Cependant, même si l'on s'accorde pour dire que la subjectivité doit désormais avoir droit de cité à l'école, la question des modes d'expression reste ouverte ». Annie Rouxel, Gérard Langlade, Le Sujet lecteur, Lecture subjective et enseignement de la littérature

Enjeu du manuel de lecteur 

Le manuel de lecteur se présente comme un des modes d’expression d’un sujet lecteur.

Cet objet a pour finalité de recueillir les textes choisis par les élèves parmi les propositions du professeur mais aussi l’accueil réservé à ces textes par les élèves ainsi que tous les travaux d’appropriation nécessaires, en fonction de leurs besoins et de leurs goûts.

L’enjeu de ce manuel est donc l’appropriation des textes par les élèves mis en situation de créateur de leur manuel personnel et donc la création d’une culture individuelle littéraire et artistique, la plus vaste possible, répondant ainsi à une attente majeure des programmes de français, présentée notamment dès le préambule des programmes du lycée de 2010 :

« Les finalités propres de cet enseignement sont :

  • la constitution et l'enrichissement d'une culture littéraire ouverte sur d'autres champs du savoir et sur la société ;
  • la construction progressive de repères permettant une mise en perspective historique des œuvres littéraires ;
  • le développement d'une conscience esthétique permettant d'apprécier les œuvres, d'analyser l'émotion qu'elles procurent et d'en rendre compte à l'écrit comme à l'oral ;
  • l'étude continuée de la langue, comme instrument privilégié de la pensée, moyen d'exprimer ses sentiments et ses idées, lieu d'exercice de sa créativité et de son imagination ;
  • la formation du jugement et de l'esprit critique ;
  • le développement d'une attitude autonome et responsable, notamment en matière de recherche d'information et de documentation.
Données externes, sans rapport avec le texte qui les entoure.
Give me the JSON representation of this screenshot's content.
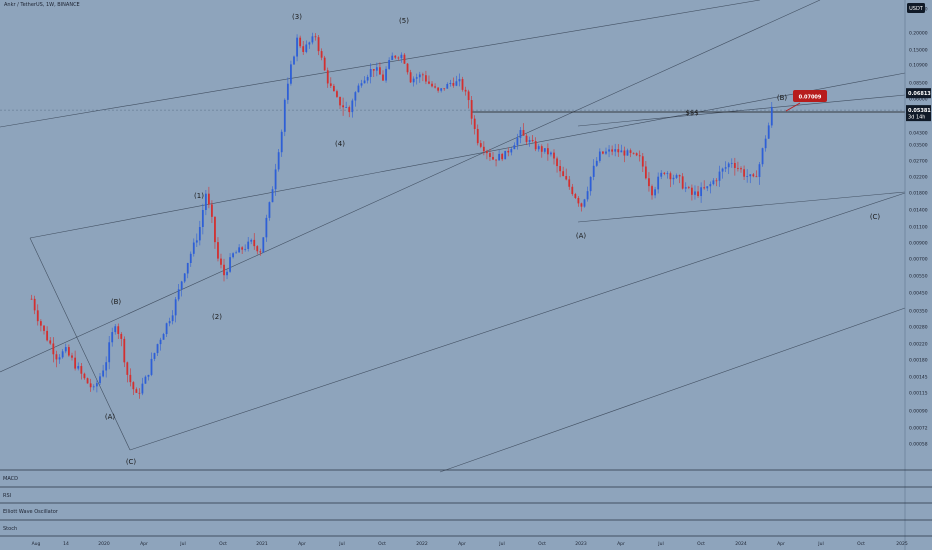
{
  "header": {
    "title": "Ankr / TetherUS, 1W, BINANCE",
    "currency_button": "USDT"
  },
  "colors": {
    "background": "#8ea4bc",
    "up": "#2e5fd6",
    "down": "#d32f2f",
    "line": "#2a3444",
    "badge_red": "#b71c1c",
    "badge_dark": "#101a28"
  },
  "price_axis": {
    "ticks": [
      "0.28000",
      "0.20000",
      "0.15000",
      "0.10900",
      "0.08500",
      "0.06000",
      "0.04300",
      "0.03500",
      "0.02700",
      "0.02200",
      "0.01800",
      "0.01400",
      "0.01100",
      "0.00900",
      "0.00700",
      "0.00550",
      "0.00450",
      "0.00350",
      "0.00280",
      "0.00220",
      "0.00180",
      "0.00145",
      "0.00115",
      "0.00090",
      "0.00072",
      "0.00058"
    ],
    "badges": [
      {
        "label": "0.06813",
        "sub": "",
        "style": "dark"
      },
      {
        "label": "0.05381",
        "sub": "3d 14h",
        "style": "dark"
      },
      {
        "label": "0.07009",
        "sub": "",
        "style": "red"
      }
    ]
  },
  "time_axis": {
    "ticks": [
      "Aug",
      "14",
      "2020",
      "Apr",
      "Jul",
      "Oct",
      "2021",
      "Apr",
      "Jul",
      "Oct",
      "2022",
      "Apr",
      "Jul",
      "Oct",
      "2023",
      "Apr",
      "Jul",
      "Oct",
      "2024",
      "Apr",
      "Jul",
      "Oct",
      "2025"
    ]
  },
  "annotations": {
    "waves": [
      "(3)",
      "(5)",
      "(4)",
      "(1)",
      "(2)",
      "(B)",
      "(A)",
      "(C)",
      "(A)",
      "(B)",
      "(C)"
    ],
    "liquidity_label": "$$$"
  },
  "panels": [
    "MACD",
    "RSI",
    "Elliott Wave Oscillator",
    "Stoch"
  ],
  "chart_data": {
    "type": "candlestick",
    "title": "Ankr / TetherUS, 1W, BINANCE",
    "yscale": "log",
    "ylim": [
      0.00058,
      0.28
    ],
    "x_range": [
      "2019-07",
      "2025-01"
    ],
    "trace": [
      [
        "2019-07-22",
        0.00415
      ],
      [
        "2019-08-05",
        0.0032
      ],
      [
        "2019-08-19",
        0.0026
      ],
      [
        "2019-09-02",
        0.0022
      ],
      [
        "2019-09-16",
        0.0019
      ],
      [
        "2019-10-07",
        0.002
      ],
      [
        "2019-10-28",
        0.0017
      ],
      [
        "2019-11-18",
        0.0014
      ],
      [
        "2019-12-09",
        0.0012
      ],
      [
        "2020-01-06",
        0.0018
      ],
      [
        "2020-01-27",
        0.003
      ],
      [
        "2020-02-10",
        0.0023
      ],
      [
        "2020-02-24",
        0.0015
      ],
      [
        "2020-03-16",
        0.0011
      ],
      [
        "2020-04-06",
        0.0014
      ],
      [
        "2020-05-04",
        0.0022
      ],
      [
        "2020-06-08",
        0.0035
      ],
      [
        "2020-07-06",
        0.006
      ],
      [
        "2020-08-10",
        0.011
      ],
      [
        "2020-08-24",
        0.018
      ],
      [
        "2020-09-07",
        0.012
      ],
      [
        "2020-09-21",
        0.007
      ],
      [
        "2020-10-05",
        0.0056
      ],
      [
        "2020-10-26",
        0.0075
      ],
      [
        "2020-12-07",
        0.009
      ],
      [
        "2020-12-28",
        0.008
      ],
      [
        "2021-01-18",
        0.015
      ],
      [
        "2021-02-08",
        0.033
      ],
      [
        "2021-03-01",
        0.08
      ],
      [
        "2021-03-22",
        0.18
      ],
      [
        "2021-04-05",
        0.15
      ],
      [
        "2021-05-03",
        0.19
      ],
      [
        "2021-05-24",
        0.1
      ],
      [
        "2021-06-21",
        0.06
      ],
      [
        "2021-07-19",
        0.053
      ],
      [
        "2021-08-16",
        0.09
      ],
      [
        "2021-09-13",
        0.105
      ],
      [
        "2021-10-04",
        0.09
      ],
      [
        "2021-10-25",
        0.13
      ],
      [
        "2021-11-15",
        0.135
      ],
      [
        "2021-12-06",
        0.09
      ],
      [
        "2022-01-03",
        0.095
      ],
      [
        "2022-02-07",
        0.07
      ],
      [
        "2022-03-07",
        0.085
      ],
      [
        "2022-03-28",
        0.085
      ],
      [
        "2022-04-18",
        0.06
      ],
      [
        "2022-05-09",
        0.038
      ],
      [
        "2022-06-13",
        0.028
      ],
      [
        "2022-07-11",
        0.03
      ],
      [
        "2022-08-15",
        0.042
      ],
      [
        "2022-09-19",
        0.034
      ],
      [
        "2022-10-24",
        0.03
      ],
      [
        "2022-11-14",
        0.023
      ],
      [
        "2022-12-12",
        0.0185
      ],
      [
        "2023-01-02",
        0.015
      ],
      [
        "2023-01-23",
        0.022
      ],
      [
        "2023-02-13",
        0.03
      ],
      [
        "2023-03-13",
        0.032
      ],
      [
        "2023-04-10",
        0.031
      ],
      [
        "2023-05-15",
        0.028
      ],
      [
        "2023-06-12",
        0.0185
      ],
      [
        "2023-07-10",
        0.024
      ],
      [
        "2023-08-14",
        0.021
      ],
      [
        "2023-09-11",
        0.0175
      ],
      [
        "2023-10-16",
        0.019
      ],
      [
        "2023-11-13",
        0.023
      ],
      [
        "2023-12-11",
        0.027
      ],
      [
        "2024-01-08",
        0.023
      ],
      [
        "2024-01-29",
        0.021
      ],
      [
        "2024-02-12",
        0.026
      ],
      [
        "2024-02-26",
        0.04
      ],
      [
        "2024-03-11",
        0.0538
      ]
    ],
    "levels": {
      "horizontal": 0.06813,
      "last": 0.05381,
      "target": 0.07009
    },
    "panels": [
      "MACD",
      "RSI",
      "Elliott Wave Oscillator",
      "Stoch"
    ]
  }
}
Ces finalités sont atteintes grâce à une progression méthodique qui prend appui principalement sur la lecture et l'étude de textes majeurs de notre patrimoine. Leur mise en œuvre s'effectue, à l'écrit comme à l'oral, au travers d'activités variées et d'exercices réguliers qui constituent autant de moyens de construire des connaissances et de développer des capacités chez les élèves ».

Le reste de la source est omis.